Par défaut d’information et par une annonce trompeuse les conduisant à approuver la Convention pluriannuelle de l’ANRU ?

On ne commentera pas ici le dossier de la Convention comportant 502 pages, tout cela est très précis, documenté, normé (on engage des millions d’euros d’argent public) mais on en publiera quelques passages, 10 pages, pour lesquelles nous avons souligné tout ce qui concerne le projet centre-ville aux regards des transports, de la concertation et du suivi de projet. (Les passages soulignés en jaune représentent tout au plus deux pages et encore, n’hésitez pas à les consulter dans le portfolio)

Les conseillers "trompés", l’ANRU elle-même, les signataires de la convention aurait-ils été "floués" ?

On s’arrêtera donc un moment sur la Fiche Opération du centre ville (en page 177 de la Convention, consultable dans le portfolio) détaillant les Eléments clés de l’opération (conditions auxquelles le financement est accordé) répertoriant quatre secteurs d’intervention et dans laquelle on peut lire concernant le secteur 3 :

"Une action forte sur l’îlot 7 se justifie par son attractivité et les flux piétons très importants à cet endroit : c’est le cœur de Saint-Denis, ville elle-même au centre du territoire de Plaine Commune.

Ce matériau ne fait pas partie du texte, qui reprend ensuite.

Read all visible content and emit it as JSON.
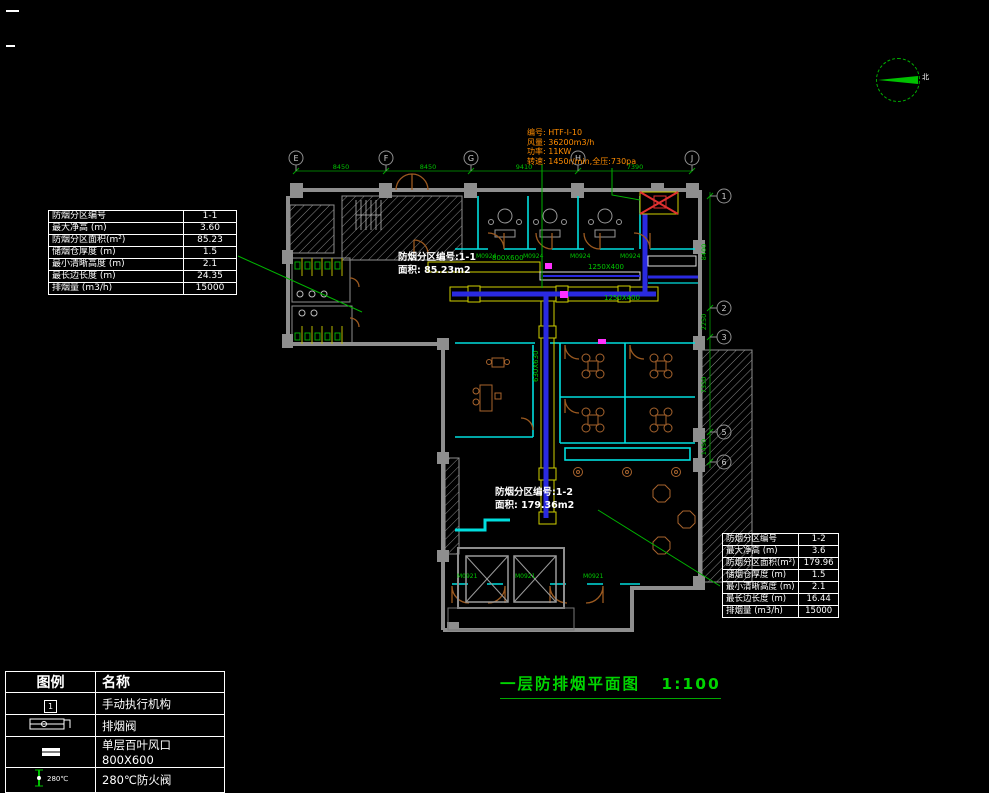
{
  "meta": {
    "title": "一层防排烟平面图",
    "scale": "1:100"
  },
  "compass": {
    "label": "北"
  },
  "fan_note": {
    "lines": [
      "编号: HTF-I-10",
      "风量: 36200m3/h",
      "功率: 11KW",
      "转速: 1450r/min,全压:730pa"
    ]
  },
  "zone1_note": {
    "line1": "防烟分区编号:1-1",
    "line2": "面积: 85.23m2"
  },
  "zone2_note": {
    "line1": "防烟分区编号:1-2",
    "line2": "面积: 179.36m2"
  },
  "zone1_table": {
    "rows": [
      [
        "防烟分区编号",
        "1-1"
      ],
      [
        "最大净高 (m)",
        "3.60"
      ],
      [
        "防烟分区面积(m²)",
        "85.23"
      ],
      [
        "储烟仓厚度 (m)",
        "1.5"
      ],
      [
        "最小清晰高度 (m)",
        "2.1"
      ],
      [
        "最长边长度 (m)",
        "24.35"
      ],
      [
        "排烟量 (m3/h)",
        "15000"
      ]
    ]
  },
  "zone2_table": {
    "rows": [
      [
        "防烟分区编号",
        "1-2"
      ],
      [
        "最大净高 (m)",
        "3.6"
      ],
      [
        "防烟分区面积(m²)",
        "179.96"
      ],
      [
        "储烟仓厚度 (m)",
        "1.5"
      ],
      [
        "最小清晰高度 (m)",
        "2.1"
      ],
      [
        "最长边长度 (m)",
        "16.44"
      ],
      [
        "排烟量 (m3/h)",
        "15000"
      ]
    ]
  },
  "legend": {
    "headers": [
      "图例",
      "名称"
    ],
    "rows": [
      {
        "name": "手动执行机构"
      },
      {
        "name": "排烟阀"
      },
      {
        "name": "单层百叶风口800X600"
      },
      {
        "name": "280℃防火阀"
      }
    ],
    "actuator_num": "1",
    "damper_temp": "280℃"
  },
  "grid": {
    "top_bubbles": [
      "E",
      "F",
      "G",
      "H",
      "J"
    ],
    "top_dims": [
      "8450",
      "8450",
      "9410",
      "7390"
    ],
    "right_bubbles": [
      "1",
      "2",
      "3",
      "5",
      "6"
    ],
    "right_dims": [
      "8400",
      "2250",
      "7350",
      "1450"
    ]
  },
  "plan": {
    "size_labels": [
      "800X600",
      "1250X400",
      "1250X400",
      "630X630"
    ],
    "door_tags_top": [
      "M0924",
      "M0924",
      "M0924",
      "M0924"
    ],
    "door_tags_bottom": [
      "M0921",
      "M0921",
      "M0921"
    ]
  },
  "colors": {
    "background": "#000000",
    "line_white": "#ffffff",
    "wall_gray": "#8e8e8e",
    "partition_cyan": "#00dede",
    "duct_blue": "#2a2ae0",
    "duct_yellow": "#cfcf00",
    "dim_green": "#00b400",
    "annotation_orange": "#ff8c00",
    "door_brown": "#9c5a20",
    "damper_magenta": "#ff30ff",
    "fan_red": "#e03030"
  }
}
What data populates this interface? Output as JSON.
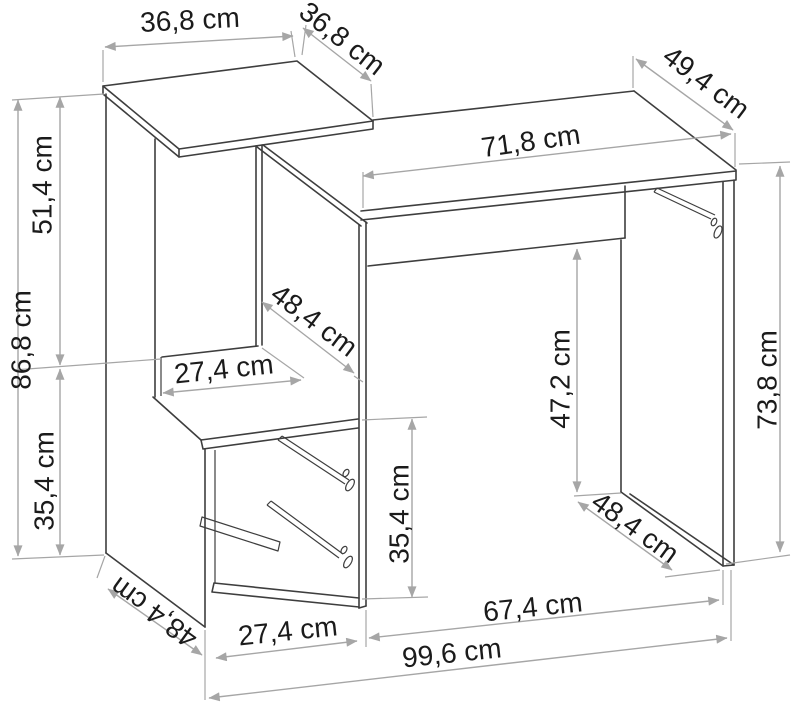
{
  "diagram": {
    "type": "furniture-dimension-drawing",
    "subject": "desk with side shelf tower and drawer cabinet",
    "unit": "cm",
    "colors": {
      "background": "#ffffff",
      "furniture_line": "#3e3e3e",
      "dimension_line": "#a6a6a6",
      "label_text": "#1b1b1b"
    },
    "dimensions": {
      "top_shelf_width": "36,8 cm",
      "top_shelf_depth": "36,8 cm",
      "desktop_width": "71,8 cm",
      "desktop_depth": "49,4 cm",
      "upper_section_height": "51,4 cm",
      "left_total_height": "86,8 cm",
      "left_lower_height": "35,4 cm",
      "middle_compartment_depth": "48,4 cm",
      "middle_shelf_width": "27,4 cm",
      "drawer_opening_height": "35,4 cm",
      "kneespace_height": "47,2 cm",
      "desk_height": "73,8 cm",
      "right_panel_depth": "48,4 cm",
      "base_depth": "48,4 cm",
      "drawer_width": "27,4 cm",
      "kneespace_width": "67,4 cm",
      "total_width": "99,6 cm"
    }
  }
}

Il s’agit d’y reconquérir de l’espace de circulation, de la qualité de vie et de l’agrément. Afin de répondre aux enjeux d’engorgement et d’insécurité, il est proposé de créer une ouverture de la partie sud du socle du bâtiment sur 7 mètres de hauteur sans démolir l’intégralité du bâtiment Campanile. L’ouverture du socle du bâtiment Campanile va générer un déploiement en éventail des flux piétons en sortie de métro. Elle s’accompagnera nécessairement d’un apaisement de la rue Jean-Jaurès, au droit de l’îlot 7. Un plateau piéton partagé, réservé aux bus et aux modes doux est envisagé. C’est l’une des préconisations de l’étude flux et mobilités douces à l’échelle du NPNRU."

Vous avez bien lu, notifié noir sur blanc dans le descriptif de l’opération à mener : "Un plateau piéton partagé, réservé aux bus et aux modes doux est envisagé."

L’ensemble de l’opération déclenchant les financements.

Il n’est à aucun moment indiqué dans la Convention ANRU la suppression de ces six arrêts de bus assurant une desserte dans le cœur du centre ville mais bien la pérennité d’un plateau partagé piétons et bus.

Le maire avait-il déjà "vendu" à l’ANRU les fameuses navettes électriques dès l’été 2023 ?

On laissera nos lectrices et lecteurs tirer toutes les conclusions qui s’imposent de ces quelques lignes, documents et videos tous d’intérêt public.

S’il semble difficile par l’argumentation et l’exposé des besoins des habitants de faire revenir le maire à la raison, peut-on espérer qu’il se mette en conformité avec les termes de la convention signée ?

Au vu de l’entêtement dont il est capable on peut en douter, la bataille pour l’abandon de ce mauvais projet va donc se poursuivre.